尿路結石の原因は?キャットフードの栄養バランスをしっかりチェックしよう

猫の尿路結石とは

猫の尿路結石は、FLUTD(猫下部尿路疾患)の代表的な病気のひとつです。尿路結石は、雌猫より雄猫がなりやすく、その理由は雄猫が雌猫より尿管が細長く、カーブしているためです。

猫の種類では、ヒマラヤン、アメリカンショートヘア、スコティッシュフォールドなどの純血種が雑種の猫よりかかりやすいという研究結果が出ていて、その他には3歳~5歳の成猫、肥満気味の猫もかかりやすいといわれています。

数日で死に至ることも

また尿路結石に気づかず、尿が出ない状況が続くと尿毒症にかかり、数日で死に至る場合もあります。愛猫の尿が出ていないことに気づいたらすぐにでも病院に連れて行ってください。

尿路結石の原因

猫の尿路結石の原因は相反する原因によるふたつの種類があります。1つ目は尿がアルカリ性に傾くことでできる「ストルバイト」。2つ目は尿が酸性に傾くとできる「シュウ酸カルシウム」です。

ストルバイト結石

尿がアルカリ性になることでおこるストルバイト結石。この場合は尿を酸性に調整しなくてはいけません。

原因はマグネシウムの過剰摂取や水分不足が挙げられますが、初期段階であれば食事で少しずつ、もしくは薬で溶かすことができます。

シュウ酸カルシウム

シュウ酸カルシウムは反対に尿が酸性になることで起こる尿路結石。こちらはナトリウムの過剰摂取などで起こりますが、一度結石ができると溶けないので手術で取り出す必要があります。

尿路結石の症状

トイレの回数が増えた

一般的に猫は1日2回トイレに行きます。この回数が増え、頻尿の場合はしっかりと尿を出せていない場合があります。

おしっこを痛がる

おしっこをしている時に痛がる仕草、声を出していたら既に尿路結石になっている場合があります。

血尿

血尿で色が赤や茶の場合は既に進行していることが考えられます。

毎日の食事をしっかり管理して健康な体作りを心がけよう

猫の尿のpHが傾いてしまう理由は、日頃の食生活に大きく関係しています。

猫が普段食べるキャットフードの中には、カルシウム、マグネシウム、リン、尿酸、ケイ酸などのミネラルが含まれています。このミネラルを過剰摂取することによって、ミネラルの体内数値が上がり、尿のpHバランスが崩れます。その結果、ストルバイトやシュウ酸カルシウムが尿管内に生成され、尿路結石となります。

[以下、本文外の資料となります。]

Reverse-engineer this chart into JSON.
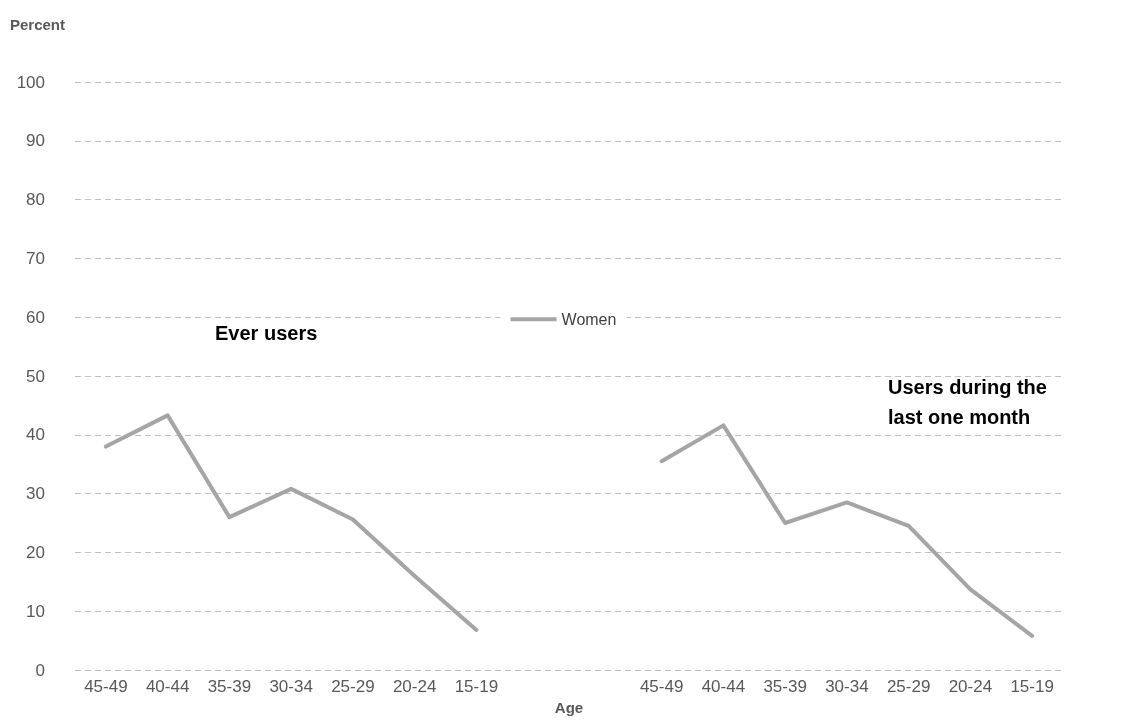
{
  "chart_data": {
    "type": "line",
    "ylabel": "Percent",
    "xlabel": "Age",
    "categories": [
      "45-49",
      "40-44",
      "35-39",
      "30-34",
      "25-29",
      "20-24",
      "15-19",
      null,
      null,
      "45-49",
      "40-44",
      "35-39",
      "30-34",
      "25-29",
      "20-24",
      "15-19"
    ],
    "series": [
      {
        "name": "Women",
        "color": "#a5a5a5",
        "values": [
          38,
          43.3,
          26,
          30.8,
          25.6,
          16,
          6.8,
          null,
          null,
          35.5,
          41.6,
          25,
          28.5,
          24.5,
          13.7,
          5.8
        ]
      }
    ],
    "ylim": [
      0,
      100
    ],
    "yticks": [
      0,
      10,
      20,
      30,
      40,
      50,
      60,
      70,
      80,
      90,
      100
    ],
    "grid": "y",
    "legend": "center",
    "marker": "none",
    "line_style": "solid",
    "annotations": [
      "Ever users",
      "Users during the\nlast one month"
    ]
  }
}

また、猫は普段からあまり水を飲む習慣がない為、水分不足になると尿の濃度が上がり、pHバランスが崩れて尿路結石になりやすくなるので、十分に注意が必要です。

カルシウム、リン、マグネシウムのバランスは1.2:1:0.1

このバランスが崩れることで尿のpHが崩れて尿路結石ができやすくなります。

もちろんこれで尿路結石にならない訳ではありません。しかし気をつけておくべき最低限のラインとも言えます。

尿管結石は必ず獣医師の診断を受けてください

猫の尿管結石の治療方法は重症度によって変わってきます。軽度の場合には、動物病院から出される薬や尿管結石の猫向け療法食を摂ることで、1カ月ほどで治療可能です。

結石が大きく、重度の場合には動物病院で結石を除去する手術を受け、その後1週間程度入院する必要があります。入院費用は10万円以上かかるので、ペット保険に加入して、いざという時に備えるというのも手です。

尿路結石は再発しやすい病気

尿管結石は再発しやすい病気なので、一度尿路結石になった猫の飼い主は、日頃から愛猫の尿のpHバランスを意識するようにしましょう。